For the retail unit, of which there will be two flavors, the small size that was shown at IDF has remained. However, while it was mentioned we could see a Core i7 be used in a NUC at some point inthe future, the launch units feature a modest Core i3 instead. The model is unique to NUC, called the Core i3-3217U, and it runs at 1.8GHz.
What could be most interesting about NUC is not what it includes, but what it doesn’t include. You’ll need to source your own power adapter, for example, and also the memory. If you want special functionality that can be added via a mini PCIe slot, you’ll need to take care of that as well. This certainly isn’t an “off-the-shelf” product, but rather one designed for the DIY crowd – which I find kind of neat given how mainstream-targeted the NUC actually looks.

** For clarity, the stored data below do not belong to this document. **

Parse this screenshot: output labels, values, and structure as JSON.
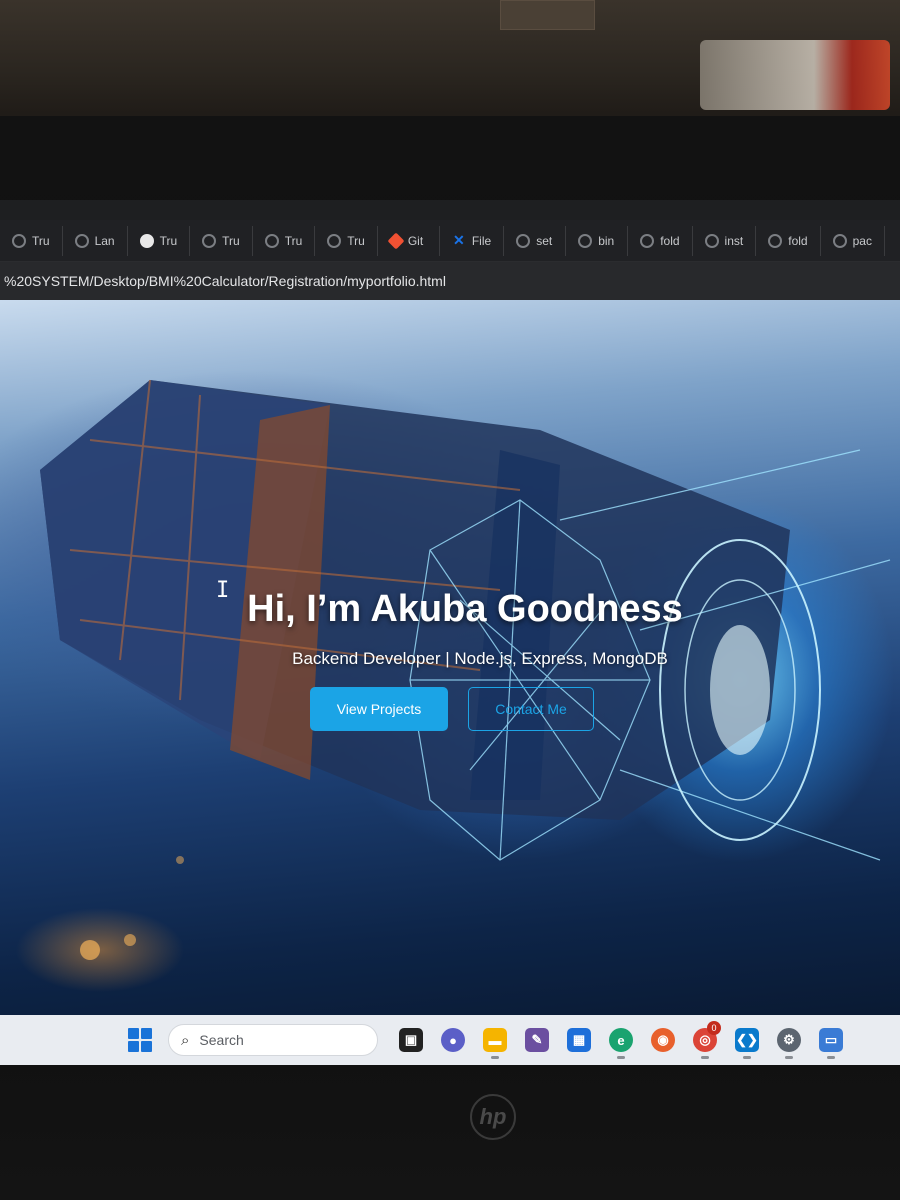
{
  "browser": {
    "tabs": [
      {
        "label": "Tru",
        "icon": "globe-icon"
      },
      {
        "label": "Lan",
        "icon": "globe-icon"
      },
      {
        "label": "Tru",
        "icon": "github-icon"
      },
      {
        "label": "Tru",
        "icon": "globe-icon"
      },
      {
        "label": "Tru",
        "icon": "globe-icon"
      },
      {
        "label": "Tru",
        "icon": "globe-icon"
      },
      {
        "label": "Git",
        "icon": "git-icon"
      },
      {
        "label": "File",
        "icon": "file-icon"
      },
      {
        "label": "set",
        "icon": "globe-icon"
      },
      {
        "label": "bin",
        "icon": "globe-icon"
      },
      {
        "label": "fold",
        "icon": "globe-icon"
      },
      {
        "label": "inst",
        "icon": "globe-icon"
      },
      {
        "label": "fold",
        "icon": "globe-icon"
      },
      {
        "label": "pac",
        "icon": "globe-icon"
      }
    ],
    "address": "%20SYSTEM/Desktop/BMI%20Calculator/Registration/myportfolio.html"
  },
  "hero": {
    "title": "Hi, I’m Akuba Goodness",
    "subtitle": "Backend Developer | Node.js, Express, MongoDB",
    "primary_button": "View Projects",
    "secondary_button": "Contact Me"
  },
  "taskbar": {
    "search_placeholder": "Search",
    "apps": [
      {
        "name": "task-view-icon",
        "color": "#222222"
      },
      {
        "name": "teams-icon",
        "color": "#5b5fc7"
      },
      {
        "name": "file-explorer-icon",
        "color": "#f5b400"
      },
      {
        "name": "notepad-icon",
        "color": "#6b4fa0"
      },
      {
        "name": "store-icon",
        "color": "#1e6fd9"
      },
      {
        "name": "edge-icon",
        "color": "#1aa36f"
      },
      {
        "name": "firefox-icon",
        "color": "#e8602c"
      },
      {
        "name": "chrome-icon",
        "color": "#db4437",
        "badge": "0"
      },
      {
        "name": "vscode-icon",
        "color": "#0a7acc"
      },
      {
        "name": "settings-icon",
        "color": "#5c6570"
      },
      {
        "name": "app-window-icon",
        "color": "#3a7bd5"
      }
    ]
  },
  "brand": {
    "logo": "hp"
  },
  "colors": {
    "accent": "#1ba4e6",
    "taskbar": "#e9ecf1",
    "browser_chrome": "#202124"
  }
}
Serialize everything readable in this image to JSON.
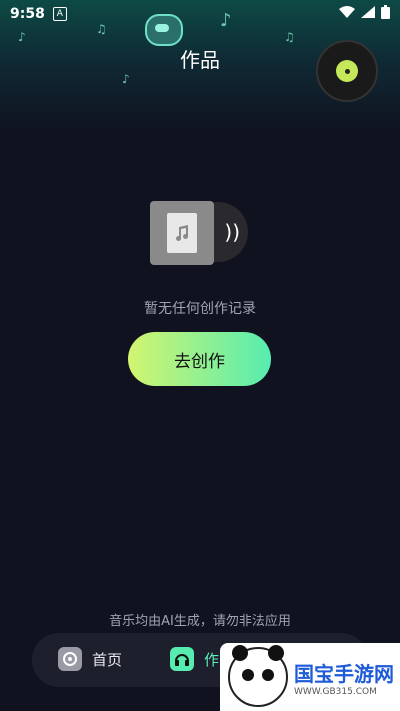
{
  "status_bar": {
    "time": "9:58",
    "notification": "A"
  },
  "header": {
    "title": "作品"
  },
  "empty_state": {
    "message": "暂无任何创作记录",
    "button_label": "去创作"
  },
  "footer": {
    "disclaimer": "音乐均由AI生成，请勿非法应用"
  },
  "bottom_nav": {
    "items": [
      {
        "label": "首页",
        "icon": "music-disc-icon"
      },
      {
        "label": "作",
        "icon": "headphones-icon",
        "active": true
      }
    ]
  },
  "watermark": {
    "title": "国宝手游网",
    "url": "WWW.GB315.COM"
  },
  "colors": {
    "accent": "#57ecb0",
    "accent_start": "#d2f56f",
    "background": "#10121f"
  }
}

The big difference between the two NUC units (DC3217IYE and DC3217BY) is that the IYE model includes gigabit Ethernet, whereas the BY includes Thunderbolt – there’s no best of all worlds here. As an added bonus to the IYE model, a second HDMI port is included, allowing you to take advantage of a two-display setup.
Both models cost about the same, at $300~$320 USD. For a product that doesn’t include the RAM or even a power cord, $300 is a bit pricey for the performance we’re given, but this isn’t an ordinary product. It’s niche, and given its size, it could be a very attractive offering for many. While it’s not totally silent at full load, its size would allow you to virtually hide the unit behind your monitor if you wanted to. The possibilities are intriguing.